Lá dentro éramos judeus
e os Fariseus ficavam no alto
e, perdido na multidão,
estava também o Messias:
um louco que gritava aos céus
todo o seu amor por Deus.

Todos nós, rebanho de ascetas
éramos como pássaros
e de vez em quando uma rede
obscura aprisionava-nos
mas íamos a caminho da colheita,
a colheita do nosso Senhor
e Cristo o Salvador.

Fomos lavados e sepultados,
cheirávamos a incenso.
E depois, quando amávamos
davam-nos choques eléctricos
porque, diziam, um louco
não pode amar ninguém.

Mas um dia de dentro do sepulcro
também eu me levantei
e também eu como Jesus
tive a minha ressurreição,
mas não subi aos céus
desci ao inferno
de onde revejo estupefacta
as muralhas da antiga Jericó.



Alda Merini nasceu em 21 de março de 1931, em Milão.
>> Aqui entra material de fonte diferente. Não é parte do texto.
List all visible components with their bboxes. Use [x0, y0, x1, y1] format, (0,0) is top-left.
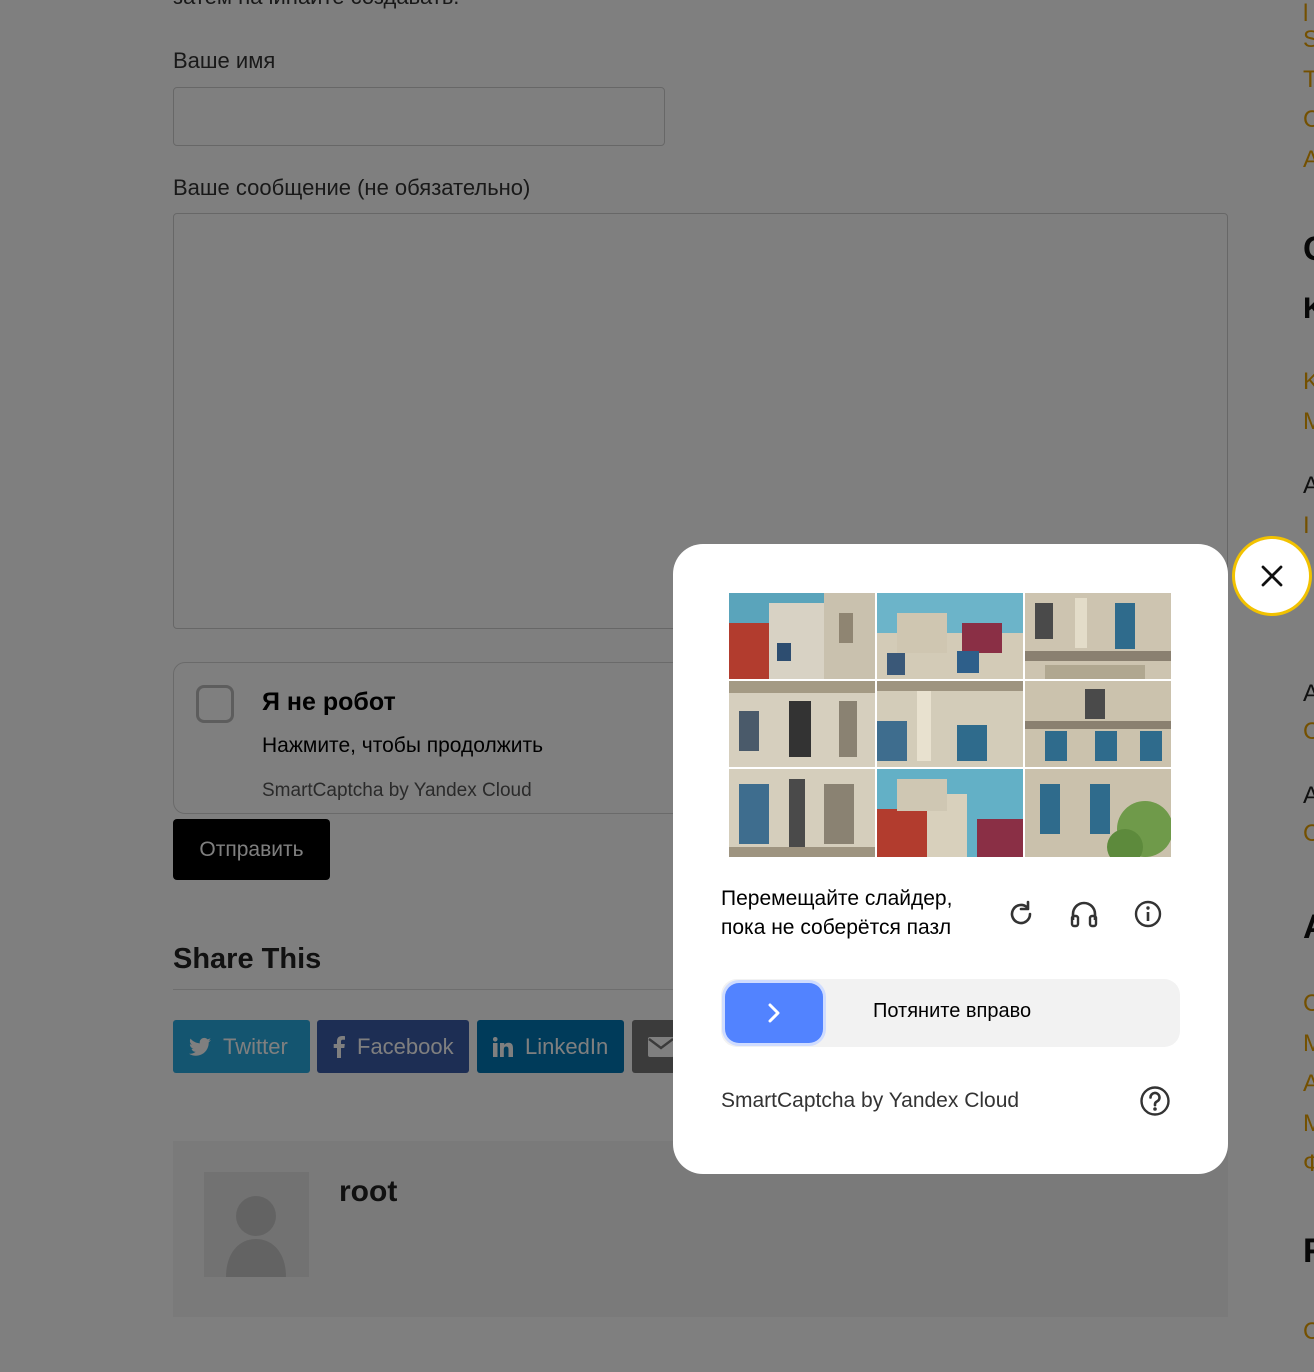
puzzle-tile — [877, 593, 1023, 679]
puzzle-tile — [877, 681, 1023, 767]
slider-handle[interactable] — [725, 983, 823, 1043]
puzzle-tile — [1025, 769, 1171, 857]
captcha-modal: Перемещайте слайдер, пока не соберётся п… — [673, 544, 1228, 1174]
chevron-right-icon — [768, 1003, 780, 1023]
puzzle-tile — [729, 769, 875, 857]
puzzle-instruction: Перемещайте слайдер, пока не соберётся п… — [721, 887, 953, 939]
captcha-brand: SmartCaptcha by Yandex Cloud — [721, 1089, 1020, 1112]
slider-hint: Потяните вправо — [873, 1000, 1032, 1022]
help-button[interactable] — [1139, 1085, 1171, 1117]
puzzle-tile — [1025, 681, 1171, 767]
close-icon — [1261, 565, 1283, 587]
puzzle-image — [729, 593, 1171, 857]
puzzle-tile — [729, 593, 875, 679]
refresh-button[interactable] — [1004, 897, 1038, 931]
audio-button[interactable] — [1067, 897, 1101, 931]
info-icon — [1134, 900, 1162, 928]
headphones-icon — [1070, 901, 1098, 928]
help-icon — [1140, 1086, 1170, 1116]
puzzle-tile — [877, 769, 1023, 857]
puzzle-tile — [729, 681, 875, 767]
puzzle-slider[interactable]: Потяните вправо — [721, 979, 1180, 1047]
info-button[interactable] — [1131, 897, 1165, 931]
refresh-icon — [1010, 900, 1032, 925]
close-button[interactable] — [1235, 539, 1309, 613]
puzzle-tile — [1025, 593, 1171, 679]
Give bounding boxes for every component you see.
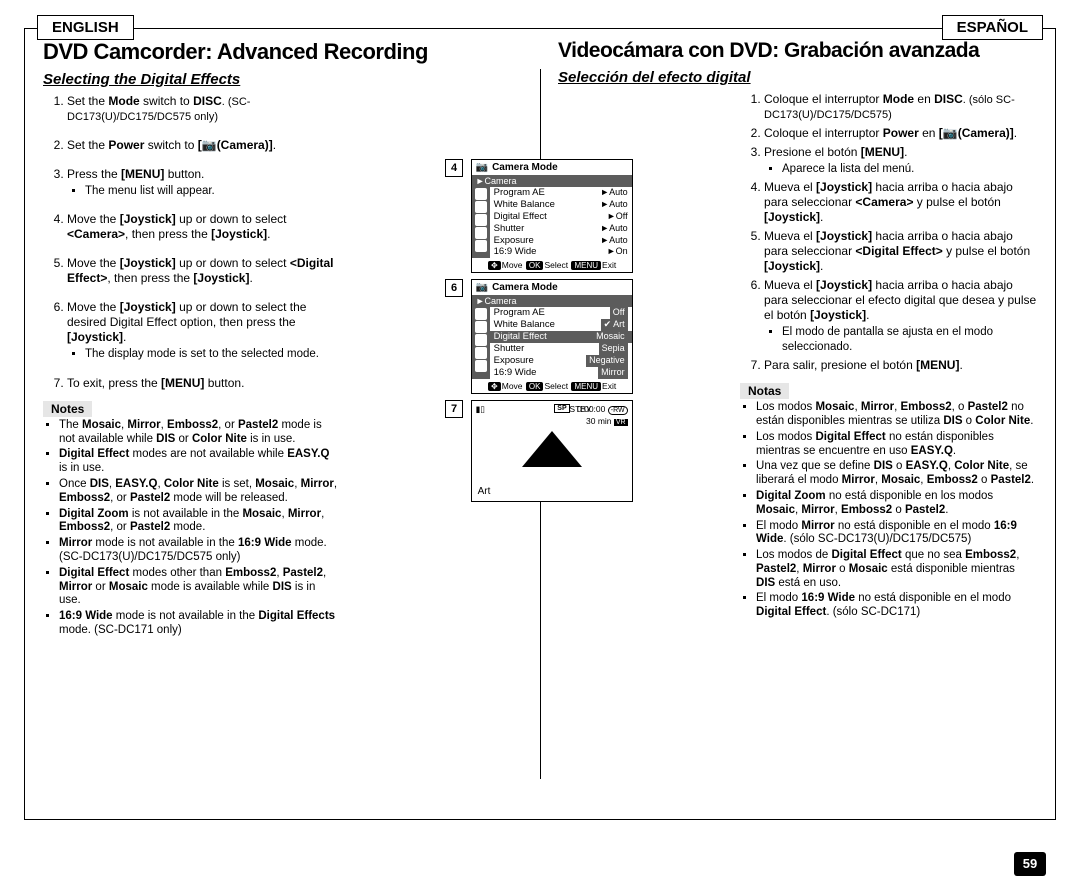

Publicou em 1953 o seu primeiro livro de poesia, La presenza di Orfeo (A presença de Orfeu), que foi muito bem recebido pela crítica. Seguiram-se-lhe Paura di Dio (Medo de Deus, 1955), Nozze romane (Núpcias romanas, 1955), Tu sei Pietro. Anno 1961 (Tu és Pedro. Ano 1961, 1962). Após um silêncio editorial que se prolonga por vinte anos, volta a publicar poesia com Destinati a morire. Poesie vecchie e nuove (Destinados a morrer. Poemas velhos e novos, 1980), La Terra Santa (A Terra Santa, organizada por Maria Corti, 1984 - prémio Citadella, 1985) e Testamento (org. por Giovanni Raboni, 1988). Nos anos 90 dá início a uma nova fase na escrita e publicação, com o aparecimento dos livros em prosa centrados na sua própria pessoa. A poeta morreu em 1º de novembro de 2009 na sua cidade natal.

* Traduções para o português de Clara Rowland.